We can (if we are honest) observe that progress, and the potential it unleashes in many cases, is not all that closely linked with what's commercially available or common around the time of the fundamental invention. In the first decade after lasers were invented, for instance, there was no significant commercial application. When the integrated circuit was invented, it wasn't much to look at and functionally speaking, for decades, it was outright pitiful compared to any complex IC today. We're still dealing with developing a full understanding of how neurons do what they do. In laser parlance, in 2017 we are yet pre-laser, and in my opinion, anyone who tries to tell us that lasers, figuratively speaking, can't do X at this point should be considered, at most, a hand-waver in the grips of a fit of profound hubris.

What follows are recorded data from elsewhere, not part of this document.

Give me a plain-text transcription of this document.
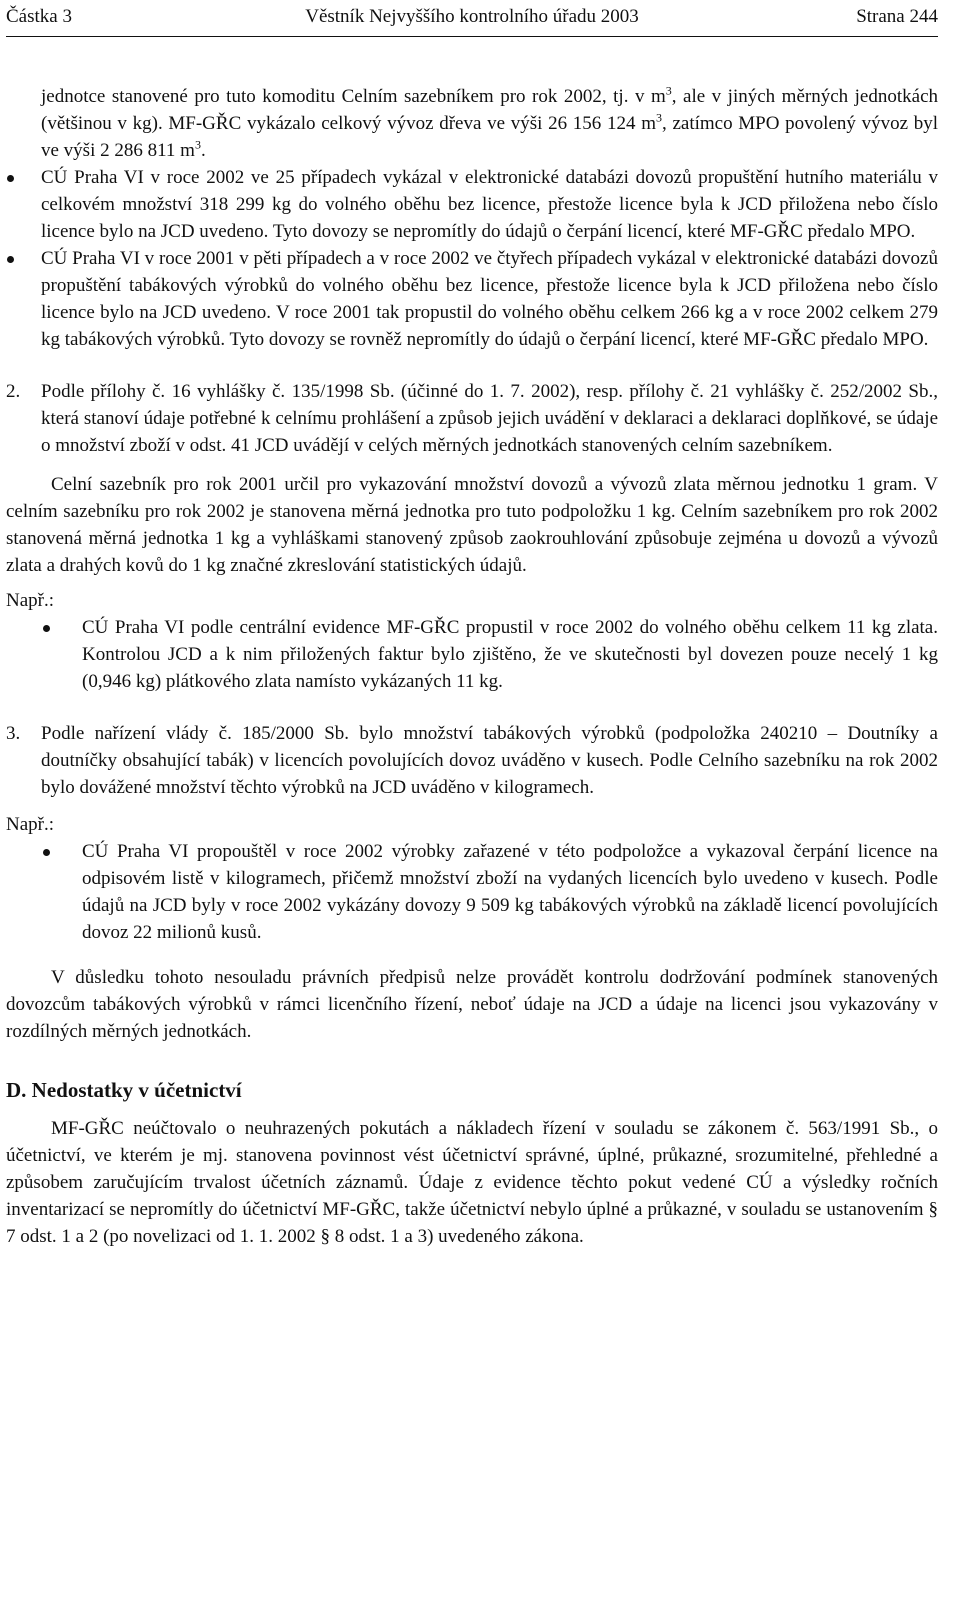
Částka 3	Věstník Nejvyššího kontrolního úřadu 2003	Strana 244

jednotce stanovené pro tuto komoditu Celním sazebníkem pro rok 2002, tj. v $m^3$, ale v jiných měrných jednotkách (většinou v kg). MF-GŘC vykázalo celkový vývoz dřeva ve výši 26 156 124 $m^3$, zatímco MPO povolený vývoz byl ve výši 2 286 811 $m^3$.

CÚ Praha VI v roce 2002 ve 25 případech vykázal v elektronické databázi dovozů propuštění hutního materiálu v celkovém množství 318 299 kg do volného oběhu bez licence, přestože licence byla k JCD přiložena nebo číslo licence bylo na JCD uvedeno. Tyto dovozy se nepromítly do údajů o čerpání licencí, které MF-GŘC předalo MPO.
CÚ Praha VI v roce 2001 v pěti případech a v roce 2002 ve čtyřech případech vykázal v elektronické databázi dovozů propuštění tabákových výrobků do volného oběhu bez licence, přestože licence byla k JCD přiložena nebo číslo licence bylo na JCD uvedeno. V roce 2001 tak propustil do volného oběhu celkem 266 kg a v roce 2002 celkem 279 kg tabákových výrobků. Tyto dovozy se rovněž nepromítly do údajů o čerpání licencí, které MF-GŘC předalo MPO.
2. Podle přílohy č. 16 vyhlášky č. 135/1998 Sb. (účinné do 1. 7. 2002), resp. přílohy č. 21 vyhlášky č. 252/2002 Sb., která stanoví údaje potřebné k celnímu prohlášení a způsob jejich uvádění v deklaraci a deklaraci doplňkové, se údaje o množství zboží v odst. 41 JCD uvádějí v celých měrných jednotkách stanovených celním sazebníkem.

Celní sazebník pro rok 2001 určil pro vykazování množství dovozů a vývozů zlata měrnou jednotku 1 gram. V celním sazebníku pro rok 2002 je stanovena měrná jednotka pro tuto podpoložku 1 kg. Celním sazebníkem pro rok 2002 stanovená měrná jednotka 1 kg a vyhláškami stanovený způsob zaokrouhlování způsobuje zejména u dovozů a vývozů zlata a drahých kovů do 1 kg značné zkreslování statistických údajů.

Např.:

CÚ Praha VI podle centrální evidence MF-GŘC propustil v roce 2002 do volného oběhu celkem 11 kg zlata. Kontrolou JCD a k nim přiložených faktur bylo zjištěno, že ve skutečnosti byl dovezen pouze necelý 1 kg (0,946 kg) plátkového zlata namísto vykázaných 11 kg.
3. Podle nařízení vlády č. 185/2000 Sb. bylo množství tabákových výrobků (podpoložka 240210 – Doutníky a doutníčky obsahující tabák) v licencích povolujících dovoz uváděno v kusech. Podle Celního sazebníku na rok 2002 bylo dovážené množství těchto výrobků na JCD uváděno v kilogramech.

Např.:

CÚ Praha VI propouštěl v roce 2002 výrobky zařazené v této podpoložce a vykazoval čerpání licence na odpisovém listě v kilogramech, přičemž množství zboží na vydaných licencích bylo uvedeno v kusech. Podle údajů na JCD byly v roce 2002 vykázány dovozy 9 509 kg tabákových výrobků na základě licencí povolujících dovoz 22 milionů kusů.

V důsledku tohoto nesouladu právních předpisů nelze provádět kontrolu dodržování podmínek stanovených dovozcům tabákových výrobků v rámci licenčního řízení, neboť údaje na JCD a údaje na licenci jsou vykazovány v rozdílných měrných jednotkách.

D. Nedostatky v účetnictví

MF-GŘC neúčtovalo o neuhrazených pokutách a nákladech řízení v souladu se zákonem č. 563/1991 Sb., o účetnictví, ve kterém je mj. stanovena povinnost vést účetnictví správné, úplné, průkazné, srozumitelné, přehledné a způsobem zaručujícím trvalost účetních záznamů. Údaje z evidence těchto pokut vedené CÚ a výsledky ročních inventarizací se nepromítly do účetnictví MF-GŘC, takže účetnictví nebylo úplné a průkazné, v souladu se ustanovením § 7 odst. 1 a 2 (po novelizaci od 1. 1. 2002 § 8 odst. 1 a 3) uvedeného zákona.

With regard to the subject at hand - intelligence and consciousness resulting from information processing — nature has, fortunately enough, provided numerous models at various levels. So we know it can be done at least one way — neural-like systems. Sure, it's obviously not easy. Brains use very small, very complicated, and very difficult to understand computing elements.
But achieving a manufactured intelligence is also obviously highly interesting and to many, highly desirable. Assuming only that our technological progress doesn't actually halt due to some unrelated factor (war, asteroid, runaway climate, alien invasion, etc.), there are many reasons, all supporting one another very, very well, to assume that we will "get there from here." Not the least of which is there are many (sub-)reasons to presume that will be a great deal of economic leverage in such technology.

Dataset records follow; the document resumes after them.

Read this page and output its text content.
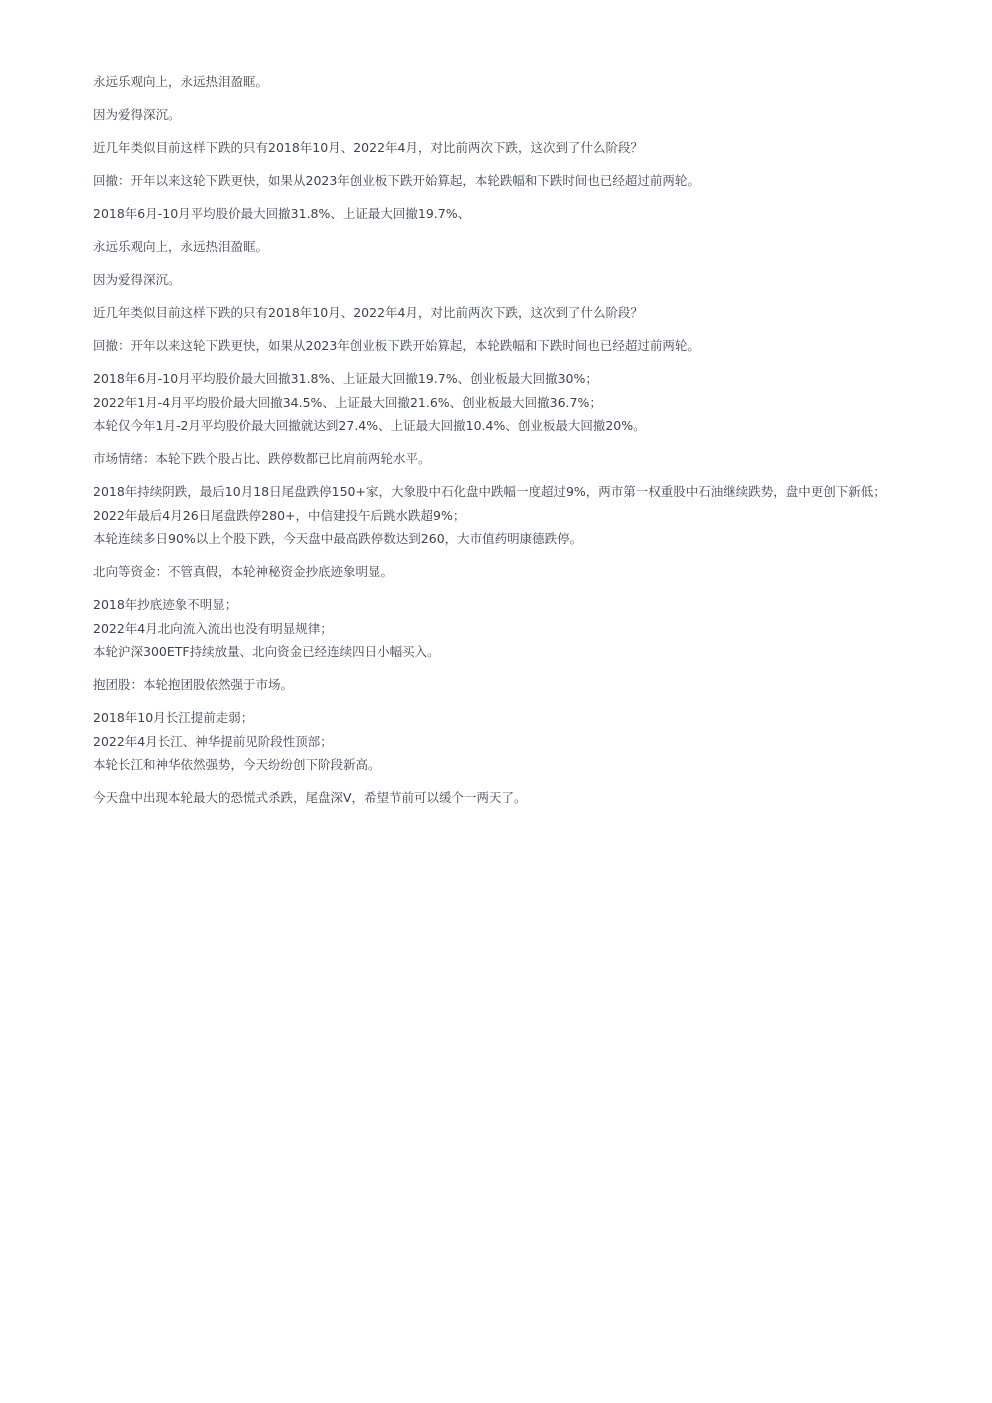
永远乐观向上，永远热泪盈眶。

因为爱得深沉。

近几年类似目前这样下跌的只有2018年10月、2022年4月，对比前两次下跌，这次到了什么阶段？

回撤：开年以来这轮下跌更快，如果从2023年创业板下跌开始算起，本轮跌幅和下跌时间也已经超过前两轮。

2018年6月-10月平均股价最大回撤31.8%、上证最大回撤19.7%、

永远乐观向上，永远热泪盈眶。

因为爱得深沉。

近几年类似目前这样下跌的只有2018年10月、2022年4月，对比前两次下跌，这次到了什么阶段？

回撤：开年以来这轮下跌更快，如果从2023年创业板下跌开始算起，本轮跌幅和下跌时间也已经超过前两轮。

2018年6月-10月平均股价最大回撤31.8%、上证最大回撤19.7%、创业板最大回撤30%；
2022年1月-4月平均股价最大回撤34.5%、上证最大回撤21.6%、创业板最大回撤36.7%；
本轮仅今年1月-2月平均股价最大回撤就达到27.4%、上证最大回撤10.4%、创业板最大回撤20%。

市场情绪：本轮下跌个股占比、跌停数都已比肩前两轮水平。

2018年持续阴跌，最后10月18日尾盘跌停150+家，大象股中石化盘中跌幅一度超过9%，两市第一权重股中石油继续跌势，盘中更创下新低；
2022年最后4月26日尾盘跌停280+，中信建投午后跳水跌超9%；
本轮连续多日90%以上个股下跌，今天盘中最高跌停数达到260，大市值药明康德跌停。

北向等资金：不管真假，本轮神秘资金抄底迹象明显。

2018年抄底迹象不明显；
2022年4月北向流入流出也没有明显规律；
本轮沪深300ETF持续放量、北向资金已经连续四日小幅买入。

抱团股：本轮抱团股依然强于市场。

2018年10月长江提前走弱；
2022年4月长江、神华提前见阶段性顶部；
本轮长江和神华依然强势，今天纷纷创下阶段新高。

今天盘中出现本轮最大的恐慌式杀跌，尾盘深V，希望节前可以缓个一两天了。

At present there are no known physics related reasons to presume that we won't get there eventually. If one is (or multiple are) discovered — for instance, should it be determined at some point in the future that brains use some heretofore unknown physics mechanism(s) to do what they do — then we may quite suddenly be on different grounds in terms of ultimate practicality. But there isn't even a hint of this as yet. It definitely appears to be chemistry, electricity, and topology all the way down as far as brains go. That stuff, we can do. Larger and clumsier and perhaps even slower... perhaps even only as emulation... yet we can do it. We just don't know exactly what to do. Yet.
It seems to me that betting against AI is betting against human nature. That's not a bet I'd presume to make.